Last day of OSCOM 4
Apart from my own session, I went to see Danese Cooper's session on Corporate Blogging, which focused on how Sun uses blogs and other collaborative tools to aid in a cluetrainish transformation to a more customer focused and open organization. The related policies and success stories were a good starting point for convincing other companies to do the same.
The session of legal issues of Open Source was also interesting, highlighting the recent German court ruling that upheld GPL and the risks arising from the fact that liability from neglecting potentially harmful issues in the software can't be waived with a license in most European countries.
The Tiki session also provided some interesting ideas, including visually mapping a Wiki using the Graphviz package and rendering location information usingMapServer and its PHP extension.
We're also discussing how to make OSCOM more visible and work better. Some ideas:
- Loosen the restrictions on getting feeds aggregated on Planet OSCOM and try to get more feeds there. Theoretically all CMS and web related content would be acceptable, but we still don't want any cat pictures
- Present OSCOM more clearly as a "common specifications" project for CMSs, like Freedesktop.org does for GNOME, KDE and other desktops
- Create a "We participate in OSCOM" link button campaign and try to get Open Source CMSs to link there
Concern: Why would CMS projects want to link to their competitors? Maybe we should remove the CMS matrix and be more a specifications and interop body
To support making Planet OSCOM more active, Chregu installed the software running Planet PHP there. The old net.nemein.rss powered aggregator will be replaced by this after Christian has time to add some features and tweak the CSS to better shape.
The big problem for Planet OSCOM has constantly been how to find more interesting feeds to be aggregated there. One solution there would be to use the relationship mapping features of Frassle to find new relevant feeds. After some planning with Shimon Rura, this could work in the following way:
- Planet OSCOM sends its list of subscriptions every night to Frassle in OPML format
- Frassle would download and parse the feeds, and try to find related content (based on common links)
- Frassle would return a list of new feeds found to Planet OSCOM, which would automatically subscribe to them
This would all require a bit of hacking, both in adding import/export capabilities to Frassle and in ensuring Planet OSCOM gets good feeds, but it would be a very interesting proof-of-concept for mapping related feeds. If it would work out, it could provide a model for all news aggregators on how to find new content.
After the actual conference program we brainstormed with Thorsten Scherler to the OSCOM Wiki about CSS naming conventions that would enable different designs to be used with same XHTML DIV structure.

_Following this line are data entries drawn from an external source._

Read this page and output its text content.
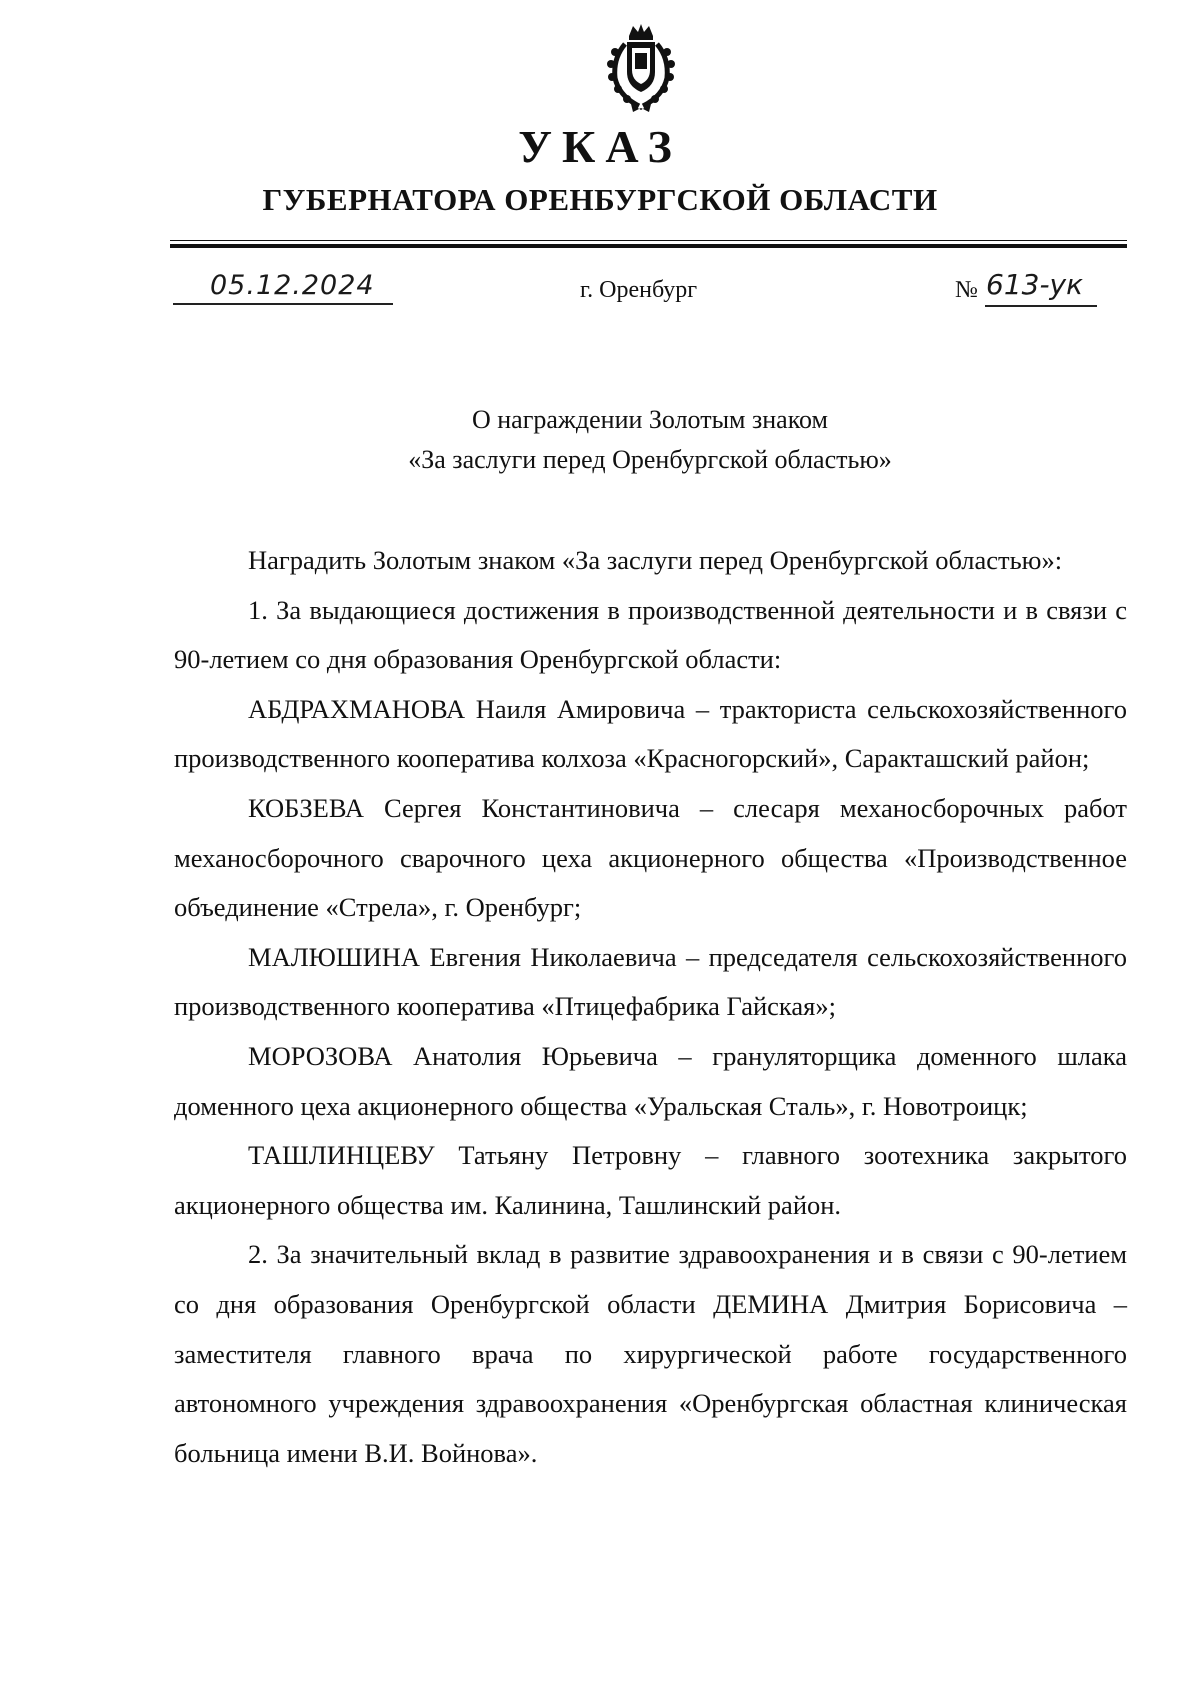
УКАЗ
ГУБЕРНАТОРА ОРЕНБУРГСКОЙ ОБЛАСТИ
05.12.2024	г. Оренбург	№ 613-ук
О награждении Золотым знаком
«За заслуги перед Оренбургской областью»

Наградить Золотым знаком «За заслуги перед Оренбургской областью»:

1. За выдающиеся достижения в производственной деятельности и в связи с 90-летием со дня образования Оренбургской области:

АБДРАХМАНОВА Наиля Амировича – тракториста сельскохозяйственного производственного кооператива колхоза «Красногорский», Саракташский район;

КОБЗЕВА Сергея Константиновича – слесаря механосборочных работ механосборочного сварочного цеха акционерного общества «Производственное объединение «Стрела», г. Оренбург;

МАЛЮШИНА Евгения Николаевича – председателя сельскохозяйственного производственного кооператива «Птицефабрика Гайская»;

МОРОЗОВА Анатолия Юрьевича – грануляторщика доменного шлака доменного цеха акционерного общества «Уральская Сталь», г. Новотроицк;

ТАШЛИНЦЕВУ Татьяну Петровну – главного зоотехника закрытого акционерного общества им. Калинина, Ташлинский район.

2. За значительный вклад в развитие здравоохранения и в связи с 90-летием со дня образования Оренбургской области ДЕМИНА Дмитрия Борисовича – заместителя главного врача по хирургической работе государственного автономного учреждения здравоохранения «Оренбургская областная клиническая больница имени В.И. Войнова».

In the evening we had a nice dinner followed by quite a few beers in El Lokal, a leftist pirates' hideout styled place. Discussion ranged from participatory budgets and other democratic innovations in Brazil, and the state of Bolivian Navy after the Guano wars of late 19th century to Open Source business models and travel in Russia.
El Lokal closed around 2am, and we continued to a party in a creepy 70s styled factory building in the tech area of Zürich. On saturday I'll fly back to Helsinki.